At this point, I want you to put yourself in John’s shoes.  What would be your response to this?  You see, the scroll is not just about the future in the sense of a better tomorrow.  This scroll is not just about having a better future in terms of a better life than I’ve had in the past.  John is not thinking here about the problems of poverty or addiction.  I’m not saying those things are not problems or that we shouldn’t care about them.  We should because we should love our neighbors as ourselves.  If we don’t, there is something wrong with us as Christians.  But the tragedy is that so many people can’t think beyond these sorts of problems.  What does it matter if you can put food on the table and drive your own car from point A to point B and hold a good job and so on, if you are alienated from God?  What does earth matter when heaven is lost?

And that is what is at stake here.  John knows that.  Eternity is at stake.  The glory of God is at stake.  The future happiness of God’s people in his presence forever is at stake.  If the seals cannot be unloosed, all that is lost.  Would you weep over that?  In other words, I’m asking you: are you more concerned about cycles of poverty that people are trapped in than you are about their eternity in the presence of God?  Are you more moved about your next pay raise than you are about heaven?  Are you more anxious over your physical condition this side of the grave than you are about your body and soul in the age to come?

Would you weep like John weeps?  Are you moved by the things that John is moved by?  “And I wept much, because no man was found worthy to open and to read the book, neither to look thereon” (4).  The Greek here indicates not only the amount of weeping (“much”) but also the volume of weeping (“loudly,” ESV).  This deeply moved John.  He was at this moment a living illustration of something the apostle Paul said to the Corinthians: “If in this life only we have hope in Christ, we are of all men most miserable” (1 Cor. 15:19).  John was miserable because for a moment it looked like the only kind of hope he could have was hope in this life.  And that made him weep – it made him miserable.

But this is not the end of the story.  At this point, “one of the elders saith unto me, Weep not: behold, the Lion of the tribe of Judah, the Root of David, hath prevailed to open the book, and to loose the seven seals thereof” (5).  John is told to, “Weep not.”  There is good reason for this.  This is not about just keeping your chin up.  This is not about being bold in the face of despair.  This is not about thinking positively when you really have no reason to do so.  That is not what the Christian faith tells you to do.  No!  There is a wonderful and true reason not to weep.  

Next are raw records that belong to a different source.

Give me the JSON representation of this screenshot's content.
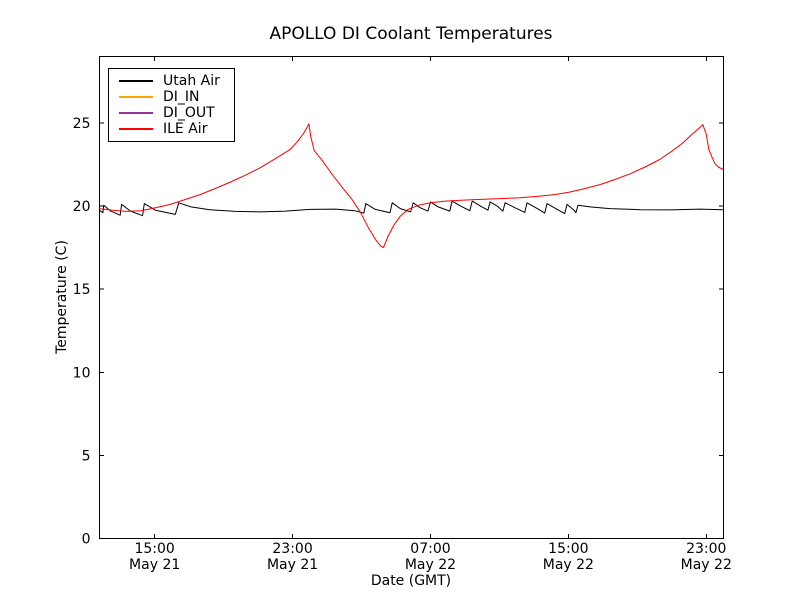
{
  "chart_data": {
    "type": "line",
    "title": "APOLLO DI Coolant Temperatures",
    "xlabel": "Date (GMT)",
    "ylabel": "Temperature (C)",
    "x_unit": "hours since May 21 00:00 GMT",
    "xlim": [
      11.8,
      48.0
    ],
    "ylim": [
      0,
      29
    ],
    "grid": false,
    "legend_position": "upper left",
    "x_ticks": [
      {
        "hour": 15,
        "time": "15:00",
        "date": "May 21"
      },
      {
        "hour": 23,
        "time": "23:00",
        "date": "May 21"
      },
      {
        "hour": 31,
        "time": "07:00",
        "date": "May 22"
      },
      {
        "hour": 39,
        "time": "15:00",
        "date": "May 22"
      },
      {
        "hour": 47,
        "time": "23:00",
        "date": "May 22"
      }
    ],
    "y_ticks": [
      0,
      5,
      10,
      15,
      20,
      25
    ],
    "series": [
      {
        "name": "Utah Air",
        "color": "#000000",
        "points": [
          [
            11.8,
            19.75
          ],
          [
            12.0,
            19.6
          ],
          [
            12.05,
            20.05
          ],
          [
            12.45,
            19.7
          ],
          [
            13.0,
            19.45
          ],
          [
            13.08,
            20.1
          ],
          [
            13.6,
            19.7
          ],
          [
            14.3,
            19.42
          ],
          [
            14.4,
            20.15
          ],
          [
            15.05,
            19.75
          ],
          [
            16.2,
            19.5
          ],
          [
            16.4,
            20.2
          ],
          [
            17.1,
            19.95
          ],
          [
            18.2,
            19.78
          ],
          [
            19.7,
            19.68
          ],
          [
            21.1,
            19.65
          ],
          [
            22.6,
            19.7
          ],
          [
            24.0,
            19.8
          ],
          [
            25.5,
            19.82
          ],
          [
            26.6,
            19.72
          ],
          [
            27.14,
            19.58
          ],
          [
            27.25,
            20.15
          ],
          [
            27.8,
            19.8
          ],
          [
            28.65,
            19.6
          ],
          [
            28.78,
            20.2
          ],
          [
            29.25,
            19.85
          ],
          [
            29.85,
            19.65
          ],
          [
            30.0,
            20.2
          ],
          [
            30.4,
            19.9
          ],
          [
            30.85,
            19.7
          ],
          [
            31.0,
            20.25
          ],
          [
            31.45,
            19.95
          ],
          [
            32.12,
            19.7
          ],
          [
            32.25,
            20.3
          ],
          [
            32.75,
            20.0
          ],
          [
            33.28,
            19.72
          ],
          [
            33.42,
            20.3
          ],
          [
            33.9,
            20.0
          ],
          [
            34.33,
            19.75
          ],
          [
            34.46,
            20.25
          ],
          [
            34.87,
            20.0
          ],
          [
            35.2,
            19.7
          ],
          [
            35.33,
            20.2
          ],
          [
            35.9,
            19.9
          ],
          [
            36.47,
            19.62
          ],
          [
            36.6,
            20.2
          ],
          [
            37.2,
            19.85
          ],
          [
            37.63,
            19.58
          ],
          [
            37.76,
            20.15
          ],
          [
            38.35,
            19.8
          ],
          [
            38.79,
            19.55
          ],
          [
            38.92,
            20.1
          ],
          [
            39.33,
            19.75
          ],
          [
            39.44,
            19.6
          ],
          [
            39.56,
            20.05
          ],
          [
            40.25,
            19.95
          ],
          [
            41.4,
            19.85
          ],
          [
            43.15,
            19.78
          ],
          [
            44.9,
            19.77
          ],
          [
            46.65,
            19.82
          ],
          [
            47.97,
            19.78
          ]
        ]
      },
      {
        "name": "DI_IN",
        "color": "#ffa500",
        "points": []
      },
      {
        "name": "DI_OUT",
        "color": "#993399",
        "points": []
      },
      {
        "name": "ILE Air",
        "color": "#ff0000",
        "points": [
          [
            11.8,
            19.85
          ],
          [
            12.55,
            19.75
          ],
          [
            13.3,
            19.68
          ],
          [
            14.2,
            19.72
          ],
          [
            15.05,
            19.9
          ],
          [
            15.9,
            20.1
          ],
          [
            16.8,
            20.4
          ],
          [
            17.65,
            20.7
          ],
          [
            18.5,
            21.05
          ],
          [
            19.4,
            21.45
          ],
          [
            20.25,
            21.85
          ],
          [
            21.1,
            22.3
          ],
          [
            22.0,
            22.85
          ],
          [
            22.85,
            23.4
          ],
          [
            23.3,
            23.9
          ],
          [
            23.65,
            24.4
          ],
          [
            23.85,
            24.75
          ],
          [
            23.95,
            24.95
          ],
          [
            24.05,
            24.2
          ],
          [
            24.25,
            23.35
          ],
          [
            24.75,
            22.7
          ],
          [
            25.3,
            21.9
          ],
          [
            25.9,
            21.1
          ],
          [
            26.45,
            20.4
          ],
          [
            26.95,
            19.6
          ],
          [
            27.4,
            18.7
          ],
          [
            27.8,
            18.0
          ],
          [
            28.1,
            17.6
          ],
          [
            28.27,
            17.5
          ],
          [
            28.55,
            18.2
          ],
          [
            28.9,
            18.9
          ],
          [
            29.25,
            19.4
          ],
          [
            29.7,
            19.8
          ],
          [
            30.3,
            20.05
          ],
          [
            31.0,
            20.2
          ],
          [
            31.85,
            20.3
          ],
          [
            32.75,
            20.35
          ],
          [
            33.9,
            20.4
          ],
          [
            35.05,
            20.45
          ],
          [
            36.2,
            20.5
          ],
          [
            37.35,
            20.6
          ],
          [
            38.25,
            20.7
          ],
          [
            39.1,
            20.85
          ],
          [
            39.95,
            21.05
          ],
          [
            40.85,
            21.3
          ],
          [
            41.7,
            21.6
          ],
          [
            42.6,
            21.95
          ],
          [
            43.45,
            22.35
          ],
          [
            44.3,
            22.8
          ],
          [
            45.0,
            23.3
          ],
          [
            45.65,
            23.8
          ],
          [
            46.15,
            24.3
          ],
          [
            46.6,
            24.7
          ],
          [
            46.8,
            24.9
          ],
          [
            47.0,
            24.3
          ],
          [
            47.15,
            23.4
          ],
          [
            47.35,
            22.9
          ],
          [
            47.5,
            22.55
          ],
          [
            47.7,
            22.35
          ],
          [
            47.97,
            22.2
          ]
        ]
      }
    ]
  }
}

It is because there has been found someone to break the seals.  It is Jesus.  He has prevailed.  A better word would be conquered.  He is not only able, but he has also conquered.  He has won the victory.  He can do this because he is not just another human, though he is fully human.  He is not some angel.  He is not some departed spirit in the realm of the dead.  No, he is in a category all by himself, the God-Man, described here as “the Lion of the tribe of Judah.”  This goes back to a prophesy that the patriarch Jacob made concerning Judah: “Judah is a lion's whelp: from the prey, my son, thou art gone up: he stooped down, he couched as a lion, and as an old lion; who shall rouse him up? The sceptre shall not depart from Judah, nor a lawgiver from between his feet, until Shiloh come; and unto him shall the gathering of the people be” (Gen. 49:9-10).  This is a prophesy about the Christ, who is described both in terms of a lion and then as a king with universal dominion.  What John is seeing in heaven is the fulfillment of that prophesy.  The Lion has come and he has conquered!